For some, the so-called Malaise era, loosely defined as the automotive period between 1973 and 1983, was an irredeemably dark time in American automotive record. As a outcome, few cars from the time are celebrated and many have even been forgotten–though, to be fair , not a great number those vehicles survive today. But as we careen towards the 1970 s’ golden anniversary, we think it’s high time unsung classics from the era were treated with a little more respect( or at least a little less disdain ). Let’s begin with this, the Oldsmobile Starfire.
Prepare yourself, here is everything you never knew you wanted to know about the 1975-1980 Starfire.
Reviving the Starfire name, which was last used on a 1960 s two-door Oldsmobile, the malaise-y Oldsmobile was a badge-engineered version of the Chevrolet Monza. Unlike the Monza, which was offered in a number of different body modes, the Starfire was sold exclusively as a two-door, 2+2 hatchback. The Starfire received a unique grille and Oldsmobile badges, but otherwise it was practically identical to the Monza. So, if you’ve never heard of it( like this author) but think it seems vaguely familiar, that’s probably why.
The example portrait here( which is for sale on Facebook Marketplace) is an even more obscure Starfire Mirage–which, according to Google, was never officially a thing. At least , not the government officials General Motor thing. Instead, the Chevy Monza offered a Mirage body kit available as a dealer-installed option, but it’s unclear if Oldsmobile ever offered the same thing for the Starfire. Apparently, some dealerships did, as the dealer( who’s the second owner) says his car was originally acquired from Gil Lieber Buick-Oldsmobile in Ashtabula, Ohio, with the Monza’s Mirage body kit installed, plus the sweet Harvest Gold graphics. Again, given that the Oldsmobile shared its bodywork with the Chevy Monza, it hardly bends credulity to imagine that the Mirage package induced its path onto some Starfires back in the day.

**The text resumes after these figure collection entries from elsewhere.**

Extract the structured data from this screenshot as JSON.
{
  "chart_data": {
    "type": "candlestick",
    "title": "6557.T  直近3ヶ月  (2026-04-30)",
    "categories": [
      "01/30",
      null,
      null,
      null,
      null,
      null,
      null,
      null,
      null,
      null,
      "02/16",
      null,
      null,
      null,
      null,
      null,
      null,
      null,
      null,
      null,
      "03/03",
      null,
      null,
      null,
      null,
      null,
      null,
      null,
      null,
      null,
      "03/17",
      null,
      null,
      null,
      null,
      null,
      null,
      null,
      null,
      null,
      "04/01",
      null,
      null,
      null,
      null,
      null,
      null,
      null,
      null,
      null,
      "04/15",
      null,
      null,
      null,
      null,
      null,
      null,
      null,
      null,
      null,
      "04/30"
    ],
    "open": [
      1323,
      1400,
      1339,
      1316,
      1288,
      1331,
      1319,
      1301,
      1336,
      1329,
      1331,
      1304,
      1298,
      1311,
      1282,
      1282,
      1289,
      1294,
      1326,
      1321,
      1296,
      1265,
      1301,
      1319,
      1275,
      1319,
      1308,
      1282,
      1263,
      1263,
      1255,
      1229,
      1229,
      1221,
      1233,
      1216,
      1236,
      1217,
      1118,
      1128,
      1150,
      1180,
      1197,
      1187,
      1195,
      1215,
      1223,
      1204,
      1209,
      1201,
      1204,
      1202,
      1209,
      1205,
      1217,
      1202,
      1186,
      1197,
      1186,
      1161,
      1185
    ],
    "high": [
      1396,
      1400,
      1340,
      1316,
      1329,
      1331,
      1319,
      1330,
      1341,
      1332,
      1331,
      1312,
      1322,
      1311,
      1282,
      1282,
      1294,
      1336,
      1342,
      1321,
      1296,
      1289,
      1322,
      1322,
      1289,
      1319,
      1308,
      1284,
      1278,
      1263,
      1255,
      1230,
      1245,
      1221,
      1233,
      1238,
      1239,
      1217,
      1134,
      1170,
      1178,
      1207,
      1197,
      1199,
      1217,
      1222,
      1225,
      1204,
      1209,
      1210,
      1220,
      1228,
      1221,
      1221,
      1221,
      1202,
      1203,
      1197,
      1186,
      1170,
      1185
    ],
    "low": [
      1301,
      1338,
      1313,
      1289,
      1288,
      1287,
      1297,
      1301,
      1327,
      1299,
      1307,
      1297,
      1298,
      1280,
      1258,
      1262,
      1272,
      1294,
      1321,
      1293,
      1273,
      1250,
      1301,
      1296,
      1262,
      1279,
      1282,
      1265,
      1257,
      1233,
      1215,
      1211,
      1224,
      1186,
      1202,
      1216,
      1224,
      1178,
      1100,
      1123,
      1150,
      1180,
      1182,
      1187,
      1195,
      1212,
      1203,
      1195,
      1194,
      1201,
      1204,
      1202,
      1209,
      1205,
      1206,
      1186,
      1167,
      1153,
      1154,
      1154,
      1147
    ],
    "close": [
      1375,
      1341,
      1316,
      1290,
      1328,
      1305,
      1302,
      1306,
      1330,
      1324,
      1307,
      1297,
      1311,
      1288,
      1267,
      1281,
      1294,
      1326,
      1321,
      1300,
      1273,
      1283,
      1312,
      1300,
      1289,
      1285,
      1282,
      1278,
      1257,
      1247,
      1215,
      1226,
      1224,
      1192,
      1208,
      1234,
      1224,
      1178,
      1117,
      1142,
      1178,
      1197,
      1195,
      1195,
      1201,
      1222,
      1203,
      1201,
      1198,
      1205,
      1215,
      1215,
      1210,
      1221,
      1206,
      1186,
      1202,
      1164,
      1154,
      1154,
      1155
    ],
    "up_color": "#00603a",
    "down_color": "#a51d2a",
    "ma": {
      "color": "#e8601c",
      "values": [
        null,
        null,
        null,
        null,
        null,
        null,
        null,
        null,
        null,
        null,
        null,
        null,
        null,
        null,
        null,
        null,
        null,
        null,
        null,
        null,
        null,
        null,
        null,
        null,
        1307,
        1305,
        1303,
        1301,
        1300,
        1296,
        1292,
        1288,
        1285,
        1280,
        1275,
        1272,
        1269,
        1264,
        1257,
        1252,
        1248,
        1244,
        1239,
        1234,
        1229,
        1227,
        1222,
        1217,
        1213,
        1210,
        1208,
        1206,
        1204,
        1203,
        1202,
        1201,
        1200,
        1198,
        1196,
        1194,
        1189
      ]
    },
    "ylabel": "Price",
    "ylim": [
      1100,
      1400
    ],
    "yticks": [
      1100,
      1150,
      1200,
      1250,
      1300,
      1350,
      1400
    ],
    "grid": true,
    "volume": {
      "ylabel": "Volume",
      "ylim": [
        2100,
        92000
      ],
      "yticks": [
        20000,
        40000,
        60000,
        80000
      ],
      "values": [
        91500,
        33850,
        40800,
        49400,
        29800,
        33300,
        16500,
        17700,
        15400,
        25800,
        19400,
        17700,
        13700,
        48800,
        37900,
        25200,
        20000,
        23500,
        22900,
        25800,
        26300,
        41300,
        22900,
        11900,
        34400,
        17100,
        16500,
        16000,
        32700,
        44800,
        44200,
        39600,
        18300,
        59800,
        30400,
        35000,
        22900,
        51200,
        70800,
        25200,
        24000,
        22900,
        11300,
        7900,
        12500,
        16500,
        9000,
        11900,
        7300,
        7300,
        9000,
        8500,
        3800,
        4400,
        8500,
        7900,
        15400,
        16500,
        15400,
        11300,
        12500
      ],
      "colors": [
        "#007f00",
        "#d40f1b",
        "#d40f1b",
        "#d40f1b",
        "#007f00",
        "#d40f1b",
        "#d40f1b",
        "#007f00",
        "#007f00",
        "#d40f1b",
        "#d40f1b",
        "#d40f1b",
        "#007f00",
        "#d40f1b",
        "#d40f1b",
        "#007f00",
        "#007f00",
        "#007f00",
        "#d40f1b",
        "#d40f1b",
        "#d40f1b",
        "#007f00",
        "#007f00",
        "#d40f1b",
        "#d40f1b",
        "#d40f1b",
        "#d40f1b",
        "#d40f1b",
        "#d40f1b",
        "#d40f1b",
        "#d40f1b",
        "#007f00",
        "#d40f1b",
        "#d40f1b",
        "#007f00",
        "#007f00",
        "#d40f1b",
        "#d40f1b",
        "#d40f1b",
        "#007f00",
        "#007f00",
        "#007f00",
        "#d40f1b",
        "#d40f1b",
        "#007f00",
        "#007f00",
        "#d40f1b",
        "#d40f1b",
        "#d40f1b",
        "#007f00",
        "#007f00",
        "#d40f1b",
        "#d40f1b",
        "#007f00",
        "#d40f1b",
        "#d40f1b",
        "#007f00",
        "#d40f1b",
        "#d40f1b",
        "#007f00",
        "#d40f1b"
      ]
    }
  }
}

The Starfire in these photos also features the optional 305 -cubic-inch( 5.0 -liter) V-8, available from 1977 to 1979. Though it’s now infamous for its power-choking emissions equipment, the 305 V-8 likely was a decent upgrade over the base “Iron Duke” four-cylinder and 3.8 -liter V-6 that was also available. Oldsmobile even offered a five-speed manual transmission on the Starfire from 1976 to 1979, though this example comes with a four-speed manual. We’re willing to look past that minor shortcoming for its glorious red-on-red-on-red interior.
Another cool Starfire that was officially offered by Oldsmobile? The 1978 Firenza package, which included a special “rallye” suspension, unique front valance, rear spoiler, fender flares, athletic wheels, and special two-tone paint and graphics. Apart from a Monza IMSA race car, the Starfire Firenza might be the coolest-looking H-Body hatch ever made.
If you’ve induced it this far, we hope we’ve instilled in you a newfound appreciation for this lesser-known artifact from GM’s badge-engineering past. We’d love to see more of them get the same enjoy this two-owner survivor has received.